T1 = SELECT COUNT(*) AS Count
FROM DataXProcessedInput
TIMEWINDOW(‘10 seconds’)
There are times when you may want to wait for late arriving data before processing the data. This gives an opportunity to process the data even though it may be late, however if it arrives beyond the late arrival limit, the data would be dropped.
Check the example below. The color of the data represents the timestamp on the data and its position on the timeline shows when it arrived.
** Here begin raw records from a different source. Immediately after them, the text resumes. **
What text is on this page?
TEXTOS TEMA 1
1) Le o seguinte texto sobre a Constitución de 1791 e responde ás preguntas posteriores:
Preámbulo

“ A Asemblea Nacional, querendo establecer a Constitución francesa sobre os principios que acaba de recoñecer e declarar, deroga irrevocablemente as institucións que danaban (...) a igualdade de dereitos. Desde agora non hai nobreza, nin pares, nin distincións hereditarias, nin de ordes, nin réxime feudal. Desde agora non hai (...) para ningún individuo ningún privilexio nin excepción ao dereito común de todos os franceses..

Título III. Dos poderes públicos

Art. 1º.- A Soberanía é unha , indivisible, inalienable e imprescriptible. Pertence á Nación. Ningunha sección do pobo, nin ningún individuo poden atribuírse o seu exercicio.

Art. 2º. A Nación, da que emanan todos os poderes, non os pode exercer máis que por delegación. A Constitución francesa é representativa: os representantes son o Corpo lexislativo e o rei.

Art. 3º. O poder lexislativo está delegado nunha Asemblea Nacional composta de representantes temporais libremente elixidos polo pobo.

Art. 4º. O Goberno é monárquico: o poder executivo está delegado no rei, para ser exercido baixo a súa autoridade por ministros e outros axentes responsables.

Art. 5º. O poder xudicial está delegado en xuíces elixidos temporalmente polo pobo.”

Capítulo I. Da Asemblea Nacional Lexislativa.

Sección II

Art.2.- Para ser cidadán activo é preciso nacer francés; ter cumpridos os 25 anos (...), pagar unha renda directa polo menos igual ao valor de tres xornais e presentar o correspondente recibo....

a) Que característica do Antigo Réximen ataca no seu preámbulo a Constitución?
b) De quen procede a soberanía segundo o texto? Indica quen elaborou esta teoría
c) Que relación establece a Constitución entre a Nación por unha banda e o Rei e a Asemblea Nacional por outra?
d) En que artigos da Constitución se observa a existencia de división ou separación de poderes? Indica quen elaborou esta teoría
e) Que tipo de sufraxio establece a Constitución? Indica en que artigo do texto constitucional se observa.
For this example, we have set the Sliding Window to 10 seconds and Late Arrival Wait time is set to 5 seconds.
At T=20 seconds, all the data with timestamp between 5 and 15 seconds will be processed (yellow data). Notice that we will include data that arrived late. However, if yellow data arrives later than 5 seconds, then it will be dropped (i.e. data arriving after 20 seconds is dropped).
Next, the data will be processed at T=30 seconds because the batch interval is set to 10 seconds. At this time, data with timestamp between 15 and 25 seconds will be processed. The colors on the data show how they are included/excluded based on their timestamp and arrival time.
Using this setting often has trade-offs between latency (i.e. how long you want to wait for the late arrival data) and completeness (i.e. how to include as much data as possible in processing).
You can specify the wait time for late arriving data in 'Wait time for late arriving data' field in the input tab.
When using late arriving data or sliding window, you need to specify the time column to use for the windowing functions. This is specified on the input tab.
At times the incoming data may not have the time column in the expected format. For example, in the home automation sample, the eventTime column comes in as string instead of timestamp. To fix this you can specify a normalization statement in SQL that will be applied to the incoming raw data before being processed to DataXProcessedInput which you can use to set up rules or alerts in the Rules tab, or to write SQL queries against in the Query tab.
To specify normalization, toggle 'Show Normalization' to on, and write the SQL statement above the default Raw.* statement. For the home automation sample, the normalization is shown below. This will be applied to the incoming data and be used for windowing functions.
Data Accelerator gives you very powerful windowing functions to accomplish most complex of tasks that can be easily expressed in the UI or inline in SQL with keywords. The home automation sample included with Data Accelerator makes use of these dials that you can explore further.